Several limitations bear acknowledgement. First, this research used administrative data that does not capture the level of detail available on chart review. There may be residual confounding introduced through selection bias. One way to limit such bias is to reduce the heterogeneity of underlying characteristics within the study population. We sought to reduce such heterogeneity by selecting only beneficiaries who had a primary care physician before admission, were seen only by a hospitalist or only a nonhospitalist during inpatient stay, and had that contact on at least 70% of the days of admission. In addition, we controlled for covariates to further reduce bias in our estimates. We also carried out a propensity analysis, which showed no difference between groups. One way to indirectly assess the presence of selection bias is to examine more distal outcomes such as long-term mortality. If patients seen by a hospitalist were less healthy in general than those seen by a nonhospitalist, one might expect to see differences in mortality between 30 days and 1 year. We carried out an analysis of 30-day to 1-year mortality and found no significant difference between patients seen by hospitalists and those seen by nonhospitalists (HR, 1.04; 95% CI, 0.92–1.20). However, as in all observational studies, we cannot rule out the possibility of residual confounding from selection bias. An additional limitation is in our use of Medicaid eligibility as a measure of socioeconomic status. We acknowledge that this is an imprecise measure as eligibility requirements vary from state to state. An advantage found in this measure is that it represents socioeconomic status at the individual level as opposed to using a metric at an aggregated level such as census tract median household income.

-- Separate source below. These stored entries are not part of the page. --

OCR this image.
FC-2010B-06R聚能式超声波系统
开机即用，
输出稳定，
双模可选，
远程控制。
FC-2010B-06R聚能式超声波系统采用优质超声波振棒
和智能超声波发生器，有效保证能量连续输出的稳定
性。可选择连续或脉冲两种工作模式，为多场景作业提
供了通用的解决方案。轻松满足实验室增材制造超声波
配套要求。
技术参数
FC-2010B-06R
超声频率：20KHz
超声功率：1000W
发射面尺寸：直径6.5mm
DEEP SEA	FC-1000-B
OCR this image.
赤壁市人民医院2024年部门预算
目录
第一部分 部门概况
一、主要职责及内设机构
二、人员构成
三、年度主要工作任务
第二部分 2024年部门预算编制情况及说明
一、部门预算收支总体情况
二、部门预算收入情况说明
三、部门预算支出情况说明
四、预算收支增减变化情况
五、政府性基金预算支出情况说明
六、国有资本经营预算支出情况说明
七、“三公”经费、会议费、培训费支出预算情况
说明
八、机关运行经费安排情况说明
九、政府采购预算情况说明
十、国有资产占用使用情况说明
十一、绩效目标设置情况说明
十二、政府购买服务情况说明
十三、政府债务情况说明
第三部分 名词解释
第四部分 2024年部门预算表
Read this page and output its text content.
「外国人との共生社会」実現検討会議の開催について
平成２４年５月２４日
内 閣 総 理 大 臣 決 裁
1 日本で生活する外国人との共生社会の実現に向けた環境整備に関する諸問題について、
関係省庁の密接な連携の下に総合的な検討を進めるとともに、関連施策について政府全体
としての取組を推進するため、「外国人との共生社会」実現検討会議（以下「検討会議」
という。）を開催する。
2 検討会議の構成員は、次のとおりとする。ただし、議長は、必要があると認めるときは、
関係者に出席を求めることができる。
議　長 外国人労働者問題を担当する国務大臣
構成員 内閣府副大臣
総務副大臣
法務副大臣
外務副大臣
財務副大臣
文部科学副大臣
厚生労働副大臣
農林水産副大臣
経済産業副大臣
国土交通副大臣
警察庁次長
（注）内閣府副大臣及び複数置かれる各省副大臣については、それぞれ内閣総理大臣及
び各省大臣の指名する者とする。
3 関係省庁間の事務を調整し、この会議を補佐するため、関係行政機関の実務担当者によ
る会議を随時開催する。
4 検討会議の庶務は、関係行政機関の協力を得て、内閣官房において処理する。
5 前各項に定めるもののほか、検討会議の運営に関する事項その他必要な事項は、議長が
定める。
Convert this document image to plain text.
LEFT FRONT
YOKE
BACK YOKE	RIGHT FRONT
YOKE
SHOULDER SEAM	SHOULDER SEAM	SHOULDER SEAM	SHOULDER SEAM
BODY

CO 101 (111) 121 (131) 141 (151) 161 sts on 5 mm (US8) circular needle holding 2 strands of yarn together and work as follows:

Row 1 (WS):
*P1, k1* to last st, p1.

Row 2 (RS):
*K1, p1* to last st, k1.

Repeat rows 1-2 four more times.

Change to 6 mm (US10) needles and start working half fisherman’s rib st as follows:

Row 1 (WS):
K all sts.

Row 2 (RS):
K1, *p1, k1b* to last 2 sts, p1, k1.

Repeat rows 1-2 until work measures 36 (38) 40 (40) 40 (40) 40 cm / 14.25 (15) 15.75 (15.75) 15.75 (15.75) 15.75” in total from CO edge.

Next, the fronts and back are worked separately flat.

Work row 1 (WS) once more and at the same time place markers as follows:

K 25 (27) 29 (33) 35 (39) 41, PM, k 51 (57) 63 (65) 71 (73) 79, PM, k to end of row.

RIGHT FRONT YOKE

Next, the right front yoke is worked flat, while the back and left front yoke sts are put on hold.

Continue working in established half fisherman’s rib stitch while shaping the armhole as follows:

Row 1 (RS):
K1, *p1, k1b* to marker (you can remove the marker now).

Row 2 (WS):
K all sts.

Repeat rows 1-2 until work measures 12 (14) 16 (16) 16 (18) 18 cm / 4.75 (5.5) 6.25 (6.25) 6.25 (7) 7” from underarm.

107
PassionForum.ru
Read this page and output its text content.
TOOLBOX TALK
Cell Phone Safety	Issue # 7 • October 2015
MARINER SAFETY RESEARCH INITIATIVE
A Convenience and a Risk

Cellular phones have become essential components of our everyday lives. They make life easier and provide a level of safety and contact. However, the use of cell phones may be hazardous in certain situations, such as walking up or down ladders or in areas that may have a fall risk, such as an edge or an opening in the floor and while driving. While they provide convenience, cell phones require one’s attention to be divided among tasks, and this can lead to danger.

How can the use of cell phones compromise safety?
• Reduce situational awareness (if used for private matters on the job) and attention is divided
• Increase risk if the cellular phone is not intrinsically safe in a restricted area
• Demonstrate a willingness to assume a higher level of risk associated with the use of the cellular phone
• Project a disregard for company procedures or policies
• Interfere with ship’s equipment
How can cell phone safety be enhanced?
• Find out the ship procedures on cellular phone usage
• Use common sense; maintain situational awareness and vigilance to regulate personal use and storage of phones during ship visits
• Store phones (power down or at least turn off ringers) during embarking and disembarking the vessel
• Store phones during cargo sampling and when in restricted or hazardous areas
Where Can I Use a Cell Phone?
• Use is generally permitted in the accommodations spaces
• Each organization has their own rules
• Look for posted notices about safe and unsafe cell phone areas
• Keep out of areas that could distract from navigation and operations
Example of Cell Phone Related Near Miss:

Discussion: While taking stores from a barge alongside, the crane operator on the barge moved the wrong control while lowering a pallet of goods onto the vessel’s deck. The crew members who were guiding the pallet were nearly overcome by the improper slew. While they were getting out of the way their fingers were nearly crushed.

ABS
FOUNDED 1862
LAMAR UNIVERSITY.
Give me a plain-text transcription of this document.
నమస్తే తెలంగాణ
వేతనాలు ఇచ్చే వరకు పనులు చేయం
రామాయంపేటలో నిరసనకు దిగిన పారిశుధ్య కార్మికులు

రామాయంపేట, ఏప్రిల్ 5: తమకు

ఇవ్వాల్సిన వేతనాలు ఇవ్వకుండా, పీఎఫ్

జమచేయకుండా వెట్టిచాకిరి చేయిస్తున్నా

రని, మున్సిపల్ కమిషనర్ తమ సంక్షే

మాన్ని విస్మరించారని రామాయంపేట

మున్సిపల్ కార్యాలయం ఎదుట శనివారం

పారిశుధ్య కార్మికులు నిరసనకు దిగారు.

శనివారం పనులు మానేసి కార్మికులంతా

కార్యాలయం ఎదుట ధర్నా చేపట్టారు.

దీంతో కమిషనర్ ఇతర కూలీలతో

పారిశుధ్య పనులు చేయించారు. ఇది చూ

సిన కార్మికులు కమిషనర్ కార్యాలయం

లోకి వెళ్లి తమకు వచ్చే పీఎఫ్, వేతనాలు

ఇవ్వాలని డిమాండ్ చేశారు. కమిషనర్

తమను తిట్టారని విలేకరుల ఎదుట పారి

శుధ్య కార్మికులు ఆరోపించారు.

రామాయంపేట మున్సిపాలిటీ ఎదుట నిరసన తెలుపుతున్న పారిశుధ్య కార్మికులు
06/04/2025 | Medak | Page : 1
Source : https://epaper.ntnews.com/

In conclusion, care by hospitalist for patients admitted with acute ischemic stroke is associated with increased discharge to inpatient rehabilitation facilities, decreased length of stay, and increased readmission rates. The finding of increased readmission rates reported here should be further explored in other patient populations that require complex discharge planning.
Funded by T32 AG00270, R01 AG033134, and P30 AG024832 National Institutes of Health, and by the Jeane B. Kempner Scholar fund, University of Texas Medical Branch.